What dexter is trying to lead you to is the following:

[tex]
F^{ \mu \nu } F_{ \mu \nu } = \sum _ { \mu = 1} ^ {4} \sum _ { \nu = 1} ^ {4} F^{\mu \nu} F_{\mu \nu}
[/tex]

That is the Einstein summation convention. So, you let the indices [itex]\mu[/itex] and [itex]\nu[/itex] each run from 1 to 4 in the double sum, and you should get your answer straightforwardly.

jcsd

Yes it's the summation convention your missing physicist, remember that matrices are only (limited) representations of tensors,

Tom Mattson

Physicist, you're missing a couple of other things, too.

You need to know that, for any [itex]\mathbb {R} ^3[/itex] vector [itex]\mathbf {A} = A_x \mathbf {i} +A_y \mathbf {j} +A_z \mathbf {k}[/itex], we have:

[tex]\mathbf {A} ^2= \mathbf {A} \cdot \mathbf {A}= A_x^2+A_y^2+A_z^2[/tex]

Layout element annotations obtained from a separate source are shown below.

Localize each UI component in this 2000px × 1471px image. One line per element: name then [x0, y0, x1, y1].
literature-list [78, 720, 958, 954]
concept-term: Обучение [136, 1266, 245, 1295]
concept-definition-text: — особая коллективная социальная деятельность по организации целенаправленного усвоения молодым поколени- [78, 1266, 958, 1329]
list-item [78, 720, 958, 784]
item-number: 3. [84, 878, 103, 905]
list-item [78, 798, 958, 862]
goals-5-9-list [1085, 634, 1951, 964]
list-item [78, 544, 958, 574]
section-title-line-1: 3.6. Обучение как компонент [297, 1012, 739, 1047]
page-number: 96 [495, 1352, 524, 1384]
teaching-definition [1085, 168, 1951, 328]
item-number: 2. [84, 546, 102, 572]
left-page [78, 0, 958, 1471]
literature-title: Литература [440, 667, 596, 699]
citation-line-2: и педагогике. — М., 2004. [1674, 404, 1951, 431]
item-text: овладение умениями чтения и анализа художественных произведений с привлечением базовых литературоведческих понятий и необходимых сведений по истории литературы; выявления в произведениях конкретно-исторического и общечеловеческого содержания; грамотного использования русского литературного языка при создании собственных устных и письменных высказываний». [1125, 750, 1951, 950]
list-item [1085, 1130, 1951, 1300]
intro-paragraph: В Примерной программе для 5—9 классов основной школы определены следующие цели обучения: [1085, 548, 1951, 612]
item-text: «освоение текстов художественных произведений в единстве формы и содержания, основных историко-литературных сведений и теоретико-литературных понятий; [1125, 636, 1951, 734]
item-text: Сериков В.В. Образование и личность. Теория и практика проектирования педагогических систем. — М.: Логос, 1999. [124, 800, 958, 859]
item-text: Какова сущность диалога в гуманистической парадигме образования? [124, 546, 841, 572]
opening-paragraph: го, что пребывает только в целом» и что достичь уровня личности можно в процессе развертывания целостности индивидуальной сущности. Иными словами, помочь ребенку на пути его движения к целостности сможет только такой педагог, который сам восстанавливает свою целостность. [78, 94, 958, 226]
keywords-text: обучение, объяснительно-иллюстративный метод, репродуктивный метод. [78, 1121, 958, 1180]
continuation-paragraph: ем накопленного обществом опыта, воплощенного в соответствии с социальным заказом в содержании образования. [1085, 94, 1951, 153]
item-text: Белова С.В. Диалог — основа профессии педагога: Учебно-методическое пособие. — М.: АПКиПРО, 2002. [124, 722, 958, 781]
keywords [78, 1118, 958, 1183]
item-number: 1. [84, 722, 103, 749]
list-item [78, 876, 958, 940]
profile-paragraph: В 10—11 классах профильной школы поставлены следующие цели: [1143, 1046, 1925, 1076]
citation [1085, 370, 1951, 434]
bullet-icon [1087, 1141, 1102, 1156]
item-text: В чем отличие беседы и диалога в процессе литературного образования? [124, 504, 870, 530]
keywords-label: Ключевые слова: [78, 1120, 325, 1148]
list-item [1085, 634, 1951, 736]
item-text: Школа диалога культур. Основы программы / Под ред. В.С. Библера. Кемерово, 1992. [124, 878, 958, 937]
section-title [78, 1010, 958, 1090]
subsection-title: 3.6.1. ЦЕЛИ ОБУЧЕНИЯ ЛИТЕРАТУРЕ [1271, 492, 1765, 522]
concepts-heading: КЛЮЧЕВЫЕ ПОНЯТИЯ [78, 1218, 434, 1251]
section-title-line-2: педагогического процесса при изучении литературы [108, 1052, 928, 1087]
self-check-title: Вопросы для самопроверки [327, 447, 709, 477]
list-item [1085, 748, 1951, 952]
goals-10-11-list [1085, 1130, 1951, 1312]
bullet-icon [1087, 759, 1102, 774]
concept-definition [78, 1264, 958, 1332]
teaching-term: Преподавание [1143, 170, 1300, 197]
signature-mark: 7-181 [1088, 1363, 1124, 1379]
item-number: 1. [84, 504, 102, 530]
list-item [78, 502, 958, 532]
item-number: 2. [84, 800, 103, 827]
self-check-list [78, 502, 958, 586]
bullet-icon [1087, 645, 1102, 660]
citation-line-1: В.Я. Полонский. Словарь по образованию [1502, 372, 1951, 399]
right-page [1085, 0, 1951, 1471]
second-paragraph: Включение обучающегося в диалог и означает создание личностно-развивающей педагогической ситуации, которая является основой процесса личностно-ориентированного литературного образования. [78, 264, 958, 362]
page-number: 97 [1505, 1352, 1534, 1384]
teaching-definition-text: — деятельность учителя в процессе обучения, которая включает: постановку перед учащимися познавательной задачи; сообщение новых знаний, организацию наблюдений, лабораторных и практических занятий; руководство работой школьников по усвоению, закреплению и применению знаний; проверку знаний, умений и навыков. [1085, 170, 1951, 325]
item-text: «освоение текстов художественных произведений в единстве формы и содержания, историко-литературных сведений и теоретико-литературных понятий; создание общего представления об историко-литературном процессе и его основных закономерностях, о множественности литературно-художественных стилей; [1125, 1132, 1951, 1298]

The other thing you're missing is this issue of matrix multiplication. [itex]F^{\mu \nu }F_{\mu \nu }[/itex] does not mean that you are supposed to multiply the matrix representations of [itex]F[/itex] together. It means that you are supposed to sum over the indices, as I described in my last post. If you were supposed to do matrix multiplication, it would be written as follows:

[tex]
F^{\mu \nu } F_{\nu \lambda }
[/tex]

dextercioby

Not really,Tom.What u've written is a 4-th rank (2,2) tensor.It doesn't have matrix representation in R^{2}...

Daniel.

jcsd

No Tom is correcr, but perhaps it's better to treat Matrices as (1,1) tensors, so [itex]F^{\mu}_{\alpha}F^{\alpha}_{\nu} = F^{\mu}_{\nu}[/itex] is the kind of operation that phsyicist is doing.

Physicist

Thank you all..

That was the missing point.

Thanks alot